172 The TSRA's conduct as an objectively minor respondent to this proceeding has caused difficulties, including at the Thursday Island CMH where there was a level of obstruction from the TSRA in that respondent role. However, since that time on the current evidence it has mostly been the TSRA's purported performance of its native title representative body functions which have caused the major disruption and interference. Not only in funding, but also by calling unilaterally a claim group meeting in Cairns, and in seeking Senior Counsel's advice on authorisation - for what purpose is unclear. For example, the TSRA could have briefed Senior Counsel to provide an advice on authorisation to the applicant and the three claim group member respondents, having consulted with them.

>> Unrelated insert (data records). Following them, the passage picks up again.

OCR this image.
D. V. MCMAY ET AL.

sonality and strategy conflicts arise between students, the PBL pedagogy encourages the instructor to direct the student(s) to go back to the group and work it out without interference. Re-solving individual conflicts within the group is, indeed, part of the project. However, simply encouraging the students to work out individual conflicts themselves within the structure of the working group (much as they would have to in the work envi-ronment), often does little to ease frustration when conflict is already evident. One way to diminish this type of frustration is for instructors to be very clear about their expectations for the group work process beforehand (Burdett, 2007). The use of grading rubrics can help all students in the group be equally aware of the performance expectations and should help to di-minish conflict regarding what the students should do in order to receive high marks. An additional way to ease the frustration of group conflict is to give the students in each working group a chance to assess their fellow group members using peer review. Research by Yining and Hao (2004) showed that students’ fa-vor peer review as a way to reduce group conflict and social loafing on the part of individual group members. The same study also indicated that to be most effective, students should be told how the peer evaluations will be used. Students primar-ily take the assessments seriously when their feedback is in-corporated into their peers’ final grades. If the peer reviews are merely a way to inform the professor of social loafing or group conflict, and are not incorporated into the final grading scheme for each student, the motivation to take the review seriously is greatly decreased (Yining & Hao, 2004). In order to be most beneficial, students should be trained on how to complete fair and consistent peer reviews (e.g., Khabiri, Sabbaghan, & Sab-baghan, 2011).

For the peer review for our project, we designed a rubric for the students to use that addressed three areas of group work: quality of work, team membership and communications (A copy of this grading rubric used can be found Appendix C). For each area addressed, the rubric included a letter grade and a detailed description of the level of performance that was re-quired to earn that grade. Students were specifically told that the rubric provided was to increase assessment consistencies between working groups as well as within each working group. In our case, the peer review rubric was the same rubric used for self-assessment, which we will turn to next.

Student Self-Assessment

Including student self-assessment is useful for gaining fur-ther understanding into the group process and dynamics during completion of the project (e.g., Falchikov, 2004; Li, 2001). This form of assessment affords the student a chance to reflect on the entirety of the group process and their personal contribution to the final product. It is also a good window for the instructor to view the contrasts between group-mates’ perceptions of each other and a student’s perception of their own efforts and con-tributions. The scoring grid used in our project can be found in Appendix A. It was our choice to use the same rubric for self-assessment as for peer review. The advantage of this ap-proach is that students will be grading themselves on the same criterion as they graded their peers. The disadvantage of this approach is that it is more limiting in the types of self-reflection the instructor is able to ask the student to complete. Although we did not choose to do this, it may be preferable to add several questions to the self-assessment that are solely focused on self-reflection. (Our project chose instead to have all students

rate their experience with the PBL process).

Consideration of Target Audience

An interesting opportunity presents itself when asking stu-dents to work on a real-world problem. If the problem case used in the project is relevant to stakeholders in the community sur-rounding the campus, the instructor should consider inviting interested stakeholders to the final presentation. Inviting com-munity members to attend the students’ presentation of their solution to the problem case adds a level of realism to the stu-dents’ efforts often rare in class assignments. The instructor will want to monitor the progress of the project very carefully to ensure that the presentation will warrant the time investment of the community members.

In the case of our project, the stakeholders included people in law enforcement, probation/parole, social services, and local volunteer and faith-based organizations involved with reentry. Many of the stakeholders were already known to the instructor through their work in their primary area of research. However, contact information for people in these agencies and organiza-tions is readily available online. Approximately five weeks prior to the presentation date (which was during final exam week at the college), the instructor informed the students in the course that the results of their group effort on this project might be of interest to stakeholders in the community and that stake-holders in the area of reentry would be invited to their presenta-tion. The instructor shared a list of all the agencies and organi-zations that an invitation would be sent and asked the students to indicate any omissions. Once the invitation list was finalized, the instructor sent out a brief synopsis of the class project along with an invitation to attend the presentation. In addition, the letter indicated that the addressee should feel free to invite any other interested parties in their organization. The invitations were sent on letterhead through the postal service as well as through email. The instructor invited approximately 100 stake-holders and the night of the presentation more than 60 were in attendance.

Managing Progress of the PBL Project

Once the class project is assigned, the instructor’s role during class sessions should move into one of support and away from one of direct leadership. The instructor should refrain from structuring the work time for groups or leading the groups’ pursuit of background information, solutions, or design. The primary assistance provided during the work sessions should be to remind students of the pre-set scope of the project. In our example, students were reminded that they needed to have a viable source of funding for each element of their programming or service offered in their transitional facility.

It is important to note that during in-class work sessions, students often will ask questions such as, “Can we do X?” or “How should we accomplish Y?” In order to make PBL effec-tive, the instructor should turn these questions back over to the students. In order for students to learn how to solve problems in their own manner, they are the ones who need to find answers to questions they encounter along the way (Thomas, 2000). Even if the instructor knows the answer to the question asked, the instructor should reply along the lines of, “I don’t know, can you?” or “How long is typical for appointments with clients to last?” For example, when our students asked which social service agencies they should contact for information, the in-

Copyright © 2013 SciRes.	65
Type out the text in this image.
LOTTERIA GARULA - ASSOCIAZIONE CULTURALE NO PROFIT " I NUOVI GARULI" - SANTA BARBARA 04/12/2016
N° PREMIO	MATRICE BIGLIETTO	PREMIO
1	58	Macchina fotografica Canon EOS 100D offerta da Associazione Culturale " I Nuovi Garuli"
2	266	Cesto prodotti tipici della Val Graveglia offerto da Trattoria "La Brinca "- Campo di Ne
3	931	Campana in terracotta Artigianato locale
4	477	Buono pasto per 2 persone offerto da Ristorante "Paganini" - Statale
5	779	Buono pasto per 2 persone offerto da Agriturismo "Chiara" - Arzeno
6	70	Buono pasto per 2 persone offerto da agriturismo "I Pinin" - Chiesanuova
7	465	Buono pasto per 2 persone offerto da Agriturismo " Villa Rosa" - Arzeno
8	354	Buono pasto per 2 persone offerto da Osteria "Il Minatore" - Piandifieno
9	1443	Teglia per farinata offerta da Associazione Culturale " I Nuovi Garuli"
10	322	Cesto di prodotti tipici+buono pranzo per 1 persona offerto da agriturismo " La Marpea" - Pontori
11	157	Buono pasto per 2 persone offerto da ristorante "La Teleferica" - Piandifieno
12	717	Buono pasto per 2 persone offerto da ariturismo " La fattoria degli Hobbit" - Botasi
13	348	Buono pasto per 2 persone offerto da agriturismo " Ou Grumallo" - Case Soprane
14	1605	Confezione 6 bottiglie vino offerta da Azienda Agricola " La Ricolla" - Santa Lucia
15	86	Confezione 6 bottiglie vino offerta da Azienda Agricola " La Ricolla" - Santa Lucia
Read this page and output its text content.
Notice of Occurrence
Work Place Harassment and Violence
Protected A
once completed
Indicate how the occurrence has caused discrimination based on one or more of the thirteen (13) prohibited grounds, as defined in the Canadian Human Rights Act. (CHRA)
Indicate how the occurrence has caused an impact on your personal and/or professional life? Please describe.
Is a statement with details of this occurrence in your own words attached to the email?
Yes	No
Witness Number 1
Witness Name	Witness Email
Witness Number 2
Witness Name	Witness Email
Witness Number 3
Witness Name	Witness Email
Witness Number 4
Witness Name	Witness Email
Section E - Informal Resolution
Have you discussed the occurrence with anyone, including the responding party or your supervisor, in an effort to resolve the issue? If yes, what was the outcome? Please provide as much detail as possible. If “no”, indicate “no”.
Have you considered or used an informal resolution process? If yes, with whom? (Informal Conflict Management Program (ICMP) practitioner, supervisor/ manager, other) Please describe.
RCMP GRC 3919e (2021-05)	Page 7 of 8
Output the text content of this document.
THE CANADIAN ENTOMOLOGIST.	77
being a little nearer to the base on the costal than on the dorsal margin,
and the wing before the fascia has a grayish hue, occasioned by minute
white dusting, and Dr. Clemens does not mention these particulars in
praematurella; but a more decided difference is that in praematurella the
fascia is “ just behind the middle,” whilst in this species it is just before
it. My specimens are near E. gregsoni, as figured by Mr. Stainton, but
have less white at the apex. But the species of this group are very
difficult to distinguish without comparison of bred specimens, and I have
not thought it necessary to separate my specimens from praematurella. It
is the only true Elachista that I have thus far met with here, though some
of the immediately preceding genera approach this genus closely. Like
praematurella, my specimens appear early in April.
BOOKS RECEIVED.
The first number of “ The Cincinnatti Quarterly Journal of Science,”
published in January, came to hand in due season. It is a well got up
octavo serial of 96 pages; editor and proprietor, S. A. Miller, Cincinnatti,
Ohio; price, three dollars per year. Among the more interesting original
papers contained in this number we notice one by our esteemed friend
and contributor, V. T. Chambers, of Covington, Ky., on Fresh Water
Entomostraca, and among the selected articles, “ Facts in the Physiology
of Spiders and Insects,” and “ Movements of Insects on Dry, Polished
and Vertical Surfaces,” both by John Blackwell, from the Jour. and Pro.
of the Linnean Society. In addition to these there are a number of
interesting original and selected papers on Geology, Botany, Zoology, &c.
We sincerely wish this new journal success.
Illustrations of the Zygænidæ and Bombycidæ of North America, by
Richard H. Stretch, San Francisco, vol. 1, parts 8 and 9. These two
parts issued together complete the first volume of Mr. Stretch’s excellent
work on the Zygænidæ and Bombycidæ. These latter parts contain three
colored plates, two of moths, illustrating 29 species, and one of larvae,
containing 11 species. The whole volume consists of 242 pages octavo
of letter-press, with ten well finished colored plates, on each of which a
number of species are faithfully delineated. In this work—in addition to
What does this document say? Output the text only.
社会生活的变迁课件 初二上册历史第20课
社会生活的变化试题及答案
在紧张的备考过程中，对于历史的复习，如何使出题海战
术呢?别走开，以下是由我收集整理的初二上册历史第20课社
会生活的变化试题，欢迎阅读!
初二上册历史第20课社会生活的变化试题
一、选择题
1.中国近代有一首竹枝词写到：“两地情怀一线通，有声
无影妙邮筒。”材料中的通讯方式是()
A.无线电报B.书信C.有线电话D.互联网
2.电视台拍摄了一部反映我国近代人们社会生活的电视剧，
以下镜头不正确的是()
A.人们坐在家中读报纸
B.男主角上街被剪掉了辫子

173 It should also be apparent from these reasons that the nature of the TSRA's conduct gives the Court cause to search for a rational explanation for the way it is behaving. None has been forthcoming. If this level of disruption and uncooperative unilateral conduct continues, in order to protect the integrity of this proceeding the Court may require an explanation from the TSRA, in its capacity as a native title representative body. It may do that by directing the Board members of the TSRA, and those officers within the TSRA responsible for this decision-making to appear and give evidence. Not for the purpose of entering into any review of its funding decisions, but to understand why it is taking such an uncooperative and disruptive role, and what, if anything, might and should be done about that, so as to protect the Court's judicial processes from abuse.
174 Whether, as a result of evidence from responsible Board members, and officers within the TSRA, evidence emerges that provides grounds for third party costs orders, will be a matter for determination at the time. Alternatively, there may be an innocent and simple explanation for the behaviour of individuals within the TSRA who are making these decisions.
175 Although for the reasons I have given no costs orders will be made at present, the Court will reserve the position of the costs of this CMH, for all parties except the TSRA. The Court will continue to monitor closely the progress of compliance with the Court's orders, and the support given by the TSRA in its capacity as a native title representative body, to Mr Akiba, Mr David, Ms Kanai and Mr Nona to facilitate that compliance. If there is evidence of further disruption and interference from the TSRA (whether as to funding or otherwise), the Court may revisit, of its own motion, not only the costs of the 18 December 2017 CMH, but any ongoing costs incurred by other parties because of the behaviour of individuals within the TSRA. If that is necessary, it will be done at a full hearing where the Board members responsible for making decisions about the TSRA's conduct will be required to give evidence, as might its legal officers. If any other orders against third parties are sought, they will be given consideration.
176 The Court's processes, and the principal role of the claim group members who assert native title in the Part B Sea Claim area, cannot continue to be undermined in the way that some individuals within the TSRA appear to have considered they are able to do to date. It is well past the time the TSRA should be supporting its constituents, not working against them.